7. Open Challenges and Future Directions
- Holistic and Evolving Benchmarking: Existing benchmarks are Python-centric; extension to broader language coverage, real-world, and multi-modal settings is required (Gao et al., 2 Nov 2025, Lee et al., 29 Apr 2025).
- Fine-Grained Explainability: Determining not just “if” but “where” and “why” hallucinations arise is a continuing challenge (Jia et al., 30 Dec 2025, Jiang et al., 2024).
- Online and Continual Learning: Automated registry validation, adaptive prompt selection, and model editing are necessary to keep up with evolving APIs (Lee et al., 29 Apr 2025, Jain et al., 2024).
- Security-Aware Decoding: Developing decoding algorithms that explicitly prioritize code security and dependency integrity (Spracklen et al., 2024, Zhao et al., 28 Sep 2025).
- Integrated Static–Dynamic Verification Loops: Combining type analysis, code execution, and retrieval, while minimizing user burden and response latency.
- Abstention and Uncertainty Quantification: Reliable code generation should include calibrated confidence reporting, refusal strategies on ambiguous prompts, and abstention mechanisms in consensus (Dai et al., 15 Nov 2025).
- Counterfactual and Attributional Analysis: Tracing hallucination triggers to specific training artifacts or model subcomponents for targeted improvement (Gao et al., 2 Nov 2025).

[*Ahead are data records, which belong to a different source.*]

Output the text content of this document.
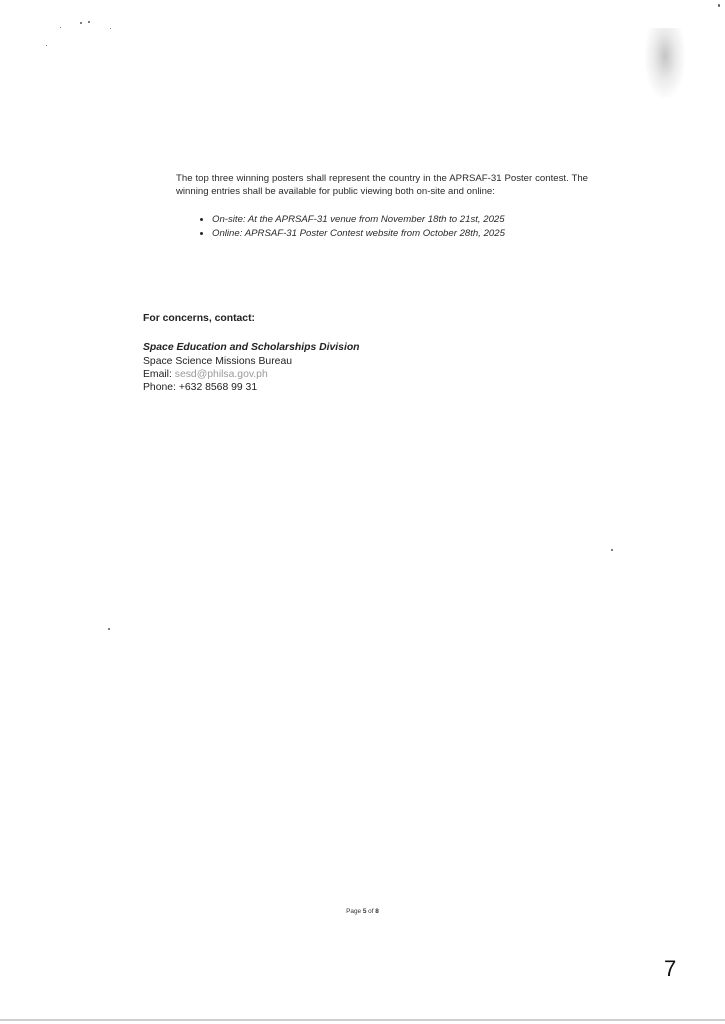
The top three winning posters shall represent the country in the APRSAF-31 Poster contest. The winning entries shall be available for public viewing both on-site and online:
• On-site: At the APRSAF-31 venue from November 18th to 21st, 2025
• Online: APRSAF-31 Poster Contest website from October 28th, 2025
For concerns, contact:
Space Education and Scholarships Division
Space Science Missions Bureau
Email: sesd@philsa.gov.ph
Phone: +632 8568 99 31
Page 5 of 8
7
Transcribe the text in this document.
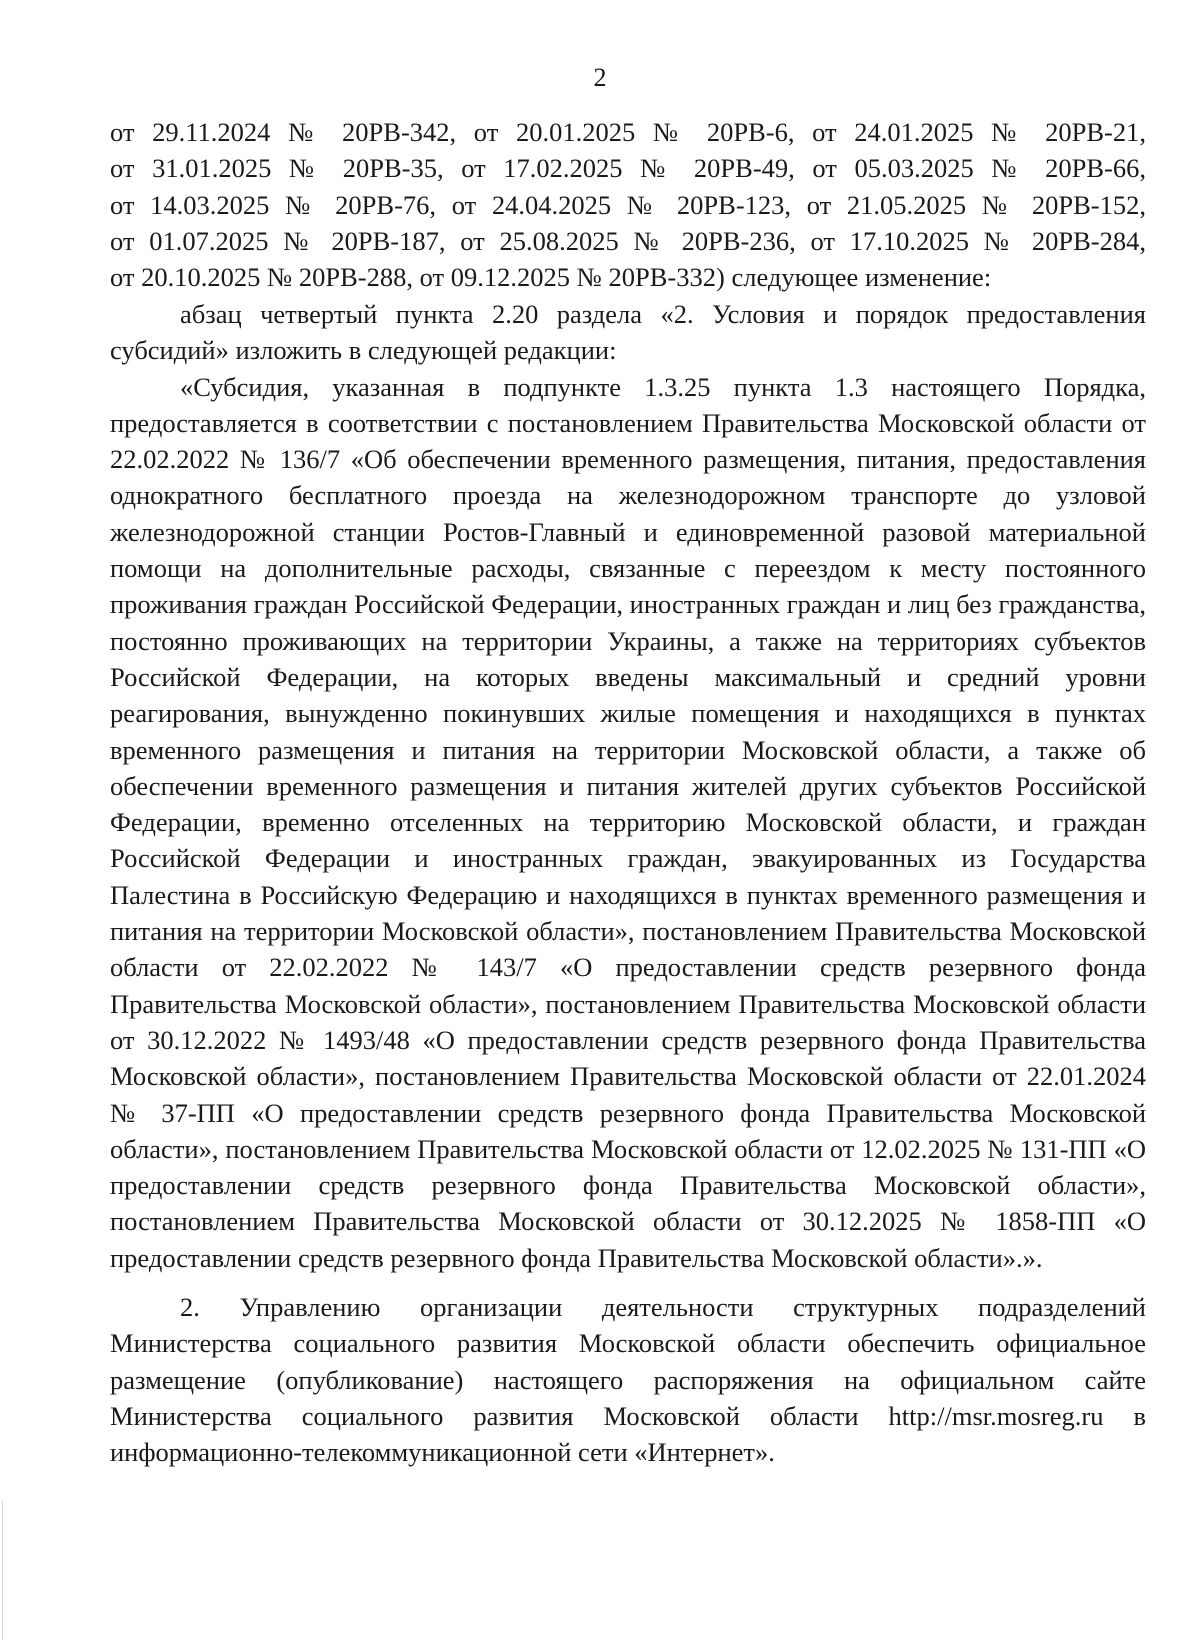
2
от 29.11.2024 № 20РВ-342, от 20.01.2025 № 20РВ-6, от 24.01.2025 № 20РВ-21,
от 31.01.2025 № 20РВ-35, от 17.02.2025 № 20РВ-49, от 05.03.2025 № 20РВ-66,
от 14.03.2025 № 20РВ-76, от 24.04.2025 № 20РВ-123, от 21.05.2025 № 20РВ-152,
от 01.07.2025 № 20РВ-187, от 25.08.2025 № 20РВ-236, от 17.10.2025 № 20РВ-284,
от 20.10.2025 № 20РВ-288, от 09.12.2025 № 20РВ-332) следующее изменение:

абзац четвертый пункта 2.20 раздела «2. Условия и порядок предоставления субсидий» изложить в следующей редакции:

«Субсидия, указанная в подпункте 1.3.25 пункта 1.3 настоящего Порядка, предоставляется в соответствии с постановлением Правительства Московской области от 22.02.2022 № 136/7 «Об обеспечении временного размещения, питания, предоставления однократного бесплатного проезда на железнодорожном транспорте до узловой железнодорожной станции Ростов-Главный и единовременной разовой материальной помощи на дополнительные расходы, связанные с переездом к месту постоянного проживания граждан Российской Федерации, иностранных граждан и лиц без гражданства, постоянно проживающих на территории Украины, а также на территориях субъектов Российской Федерации, на которых введены максимальный и средний уровни реагирования, вынужденно покинувших жилые помещения и находящихся в пунктах временного размещения и питания на территории Московской области, а также об обеспечении временного размещения и питания жителей других субъектов Российской Федерации, временно отселенных на территорию Московской области, и граждан Российской Федерации и иностранных граждан, эвакуированных из Государства Палестина в Российскую Федерацию и находящихся в пунктах временного размещения и питания на территории Московской области», постановлением Правительства Московской области от 22.02.2022 № 143/7 «О предоставлении средств резервного фонда Правительства Московской области», постановлением Правительства Московской области от 30.12.2022 № 1493/48 «О предоставлении средств резервного фонда Правительства Московской области», постановлением Правительства Московской области от 22.01.2024 № 37-ПП «О предоставлении средств резервного фонда Правительства Московской области», постановлением Правительства Московской области от 12.02.2025 № 131-ПП «О предоставлении средств резервного фонда Правительства Московской области», постановлением Правительства Московской области от 30.12.2025 № 1858-ПП «О предоставлении средств резервного фонда Правительства Московской области».».

2. Управлению организации деятельности структурных подразделений Министерства социального развития Московской области обеспечить официальное размещение (опубликование) настоящего распоряжения на официальном сайте Министерства социального развития Московской области http://msr.mosreg.ru в информационно-телекоммуникационной сети «Интернет».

In summary, code hallucinations represent a complex, multi-faceted pathology arising from the interplay of pretraining distributional bias, prompt ambiguity, knowledge staleness, and context window limitations in LLMs for code generation. Their impact spans functional correctness, security, and maintainability, and their detection and mitigation require integrating advances from static analysis, retrieval-augmented generation, prompt engineering, and probabilistic consensus. Contemporary research demonstrates progress but also highlights persistent challenges, particularly for logic and requirement-aligned generation, security-sensitive contexts, and codebases requiring up-to-date, project-specific code knowledge (Lee et al., 29 Apr 2025, Twist et al., 26 Sep 2025, Dai et al., 15 Nov 2025, Khati et al., 27 Jan 2026, Zhao et al., 28 Sep 2025, Tian et al., 2024).